Immune biomarker	Definition	Location	Outcome	References
Treg/ CD8+ ratio	CD4+ FoxP3+	Tumor	↑ Chemo response rate	(75)
Tertiary Lymphoid Structures	B cells, DCs, CD4+ CD8+ T cells	Tumor	↑ Chemo PFS	(77)
“Teff” lymphocytes signature	PD-L1, CXCL9, and IFNγ mRNA	Tumor	↑ ICB PFS/OS (signature]	(87)
“Dormant” lymphocytes	CD3+ Granzyme B− Ki67−	Tumor	↑ ICB response rate	(20)
CD4+ highly differentiated	CD27− CD28low/−	Blood	↑ ICB response rate	(93)
PDL1+ immune cells	PDL1+ macro, DCs, lymphocytes	Tum/Blood	↑ ICB response rate	(83, 84, 92)
“Reactivated” lymphocytes	CD8+ PD1+ Ki67+	Blood	↑ ICB response rate	(99)
Neutrophil lymphocyte ratio (NLR]	Neutrophil/Lymphocyte	Blood	↓ Chemo PFS/OS (high NLR]	(80)
Lung immune prognostic index (LIPI]	dNLR >3; LDH > ULN	Blood	↓ ICB PFS/OS (high LIPI]	(90)
Myeloid derived suppressor cells	CD33+ HLADR− CD11b+	Blood	↓ Chemo/ICB response rate	(78, 98)

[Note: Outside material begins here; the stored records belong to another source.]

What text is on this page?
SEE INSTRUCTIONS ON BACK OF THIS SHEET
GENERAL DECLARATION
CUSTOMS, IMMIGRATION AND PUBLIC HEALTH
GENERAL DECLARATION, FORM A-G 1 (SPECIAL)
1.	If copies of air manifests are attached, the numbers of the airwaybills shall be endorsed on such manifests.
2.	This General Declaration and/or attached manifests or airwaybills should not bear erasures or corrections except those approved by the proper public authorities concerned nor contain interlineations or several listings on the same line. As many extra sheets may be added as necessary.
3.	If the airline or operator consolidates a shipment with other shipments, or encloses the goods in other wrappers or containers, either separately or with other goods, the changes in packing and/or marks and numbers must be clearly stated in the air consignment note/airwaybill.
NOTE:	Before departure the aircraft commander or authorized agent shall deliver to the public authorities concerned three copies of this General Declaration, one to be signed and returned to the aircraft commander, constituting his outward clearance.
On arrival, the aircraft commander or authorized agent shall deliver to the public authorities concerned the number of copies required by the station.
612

Data are presented for published studies (not for abstract only). Immune populations with a positive or detrimental outcome are highlighted in green or red, respectively. CXCL9, chemokine (C-X-C motif) ligand 9; DCs, dendritic cells; IFN, interferon; Chemo, chemotherapy; ICB, immune checkpoint blockade; NLR, neutrophil-to-lymphocyte ratio; PD-1, programmed death 1; PDL-1, programmed death ligand 1; PFS, progression-free survival; OS, overall survival, w, weeks.

Author Contributions

PR, DO, and EG designed the review. AG helped with the methodological and technical aspects. BC and AM helped with designing the figures and improving medical relevance. PR and EG wrote the paper with input from all authors. All authors contributed to the article and approved the submitted version.

Conflict of Interest

EG reports funds to his institution from AstraZeneca, Boehringer Ingelheim, Bristol Myers Squibb, Eli Lilly, Genentech, Mirati, Merck, and Novartis. DO was co-founder of Imcheck Therapeutics and Emergence Therapeutics and has research funds from Imcheck Therapeutics, Alderaan, BMS, Talix, Cellectis and Emergence Therapeutics. The remaining authors declare that the research was conducted in the absence of any commercial or financial relationships that could be construed as a potential conflict of interest.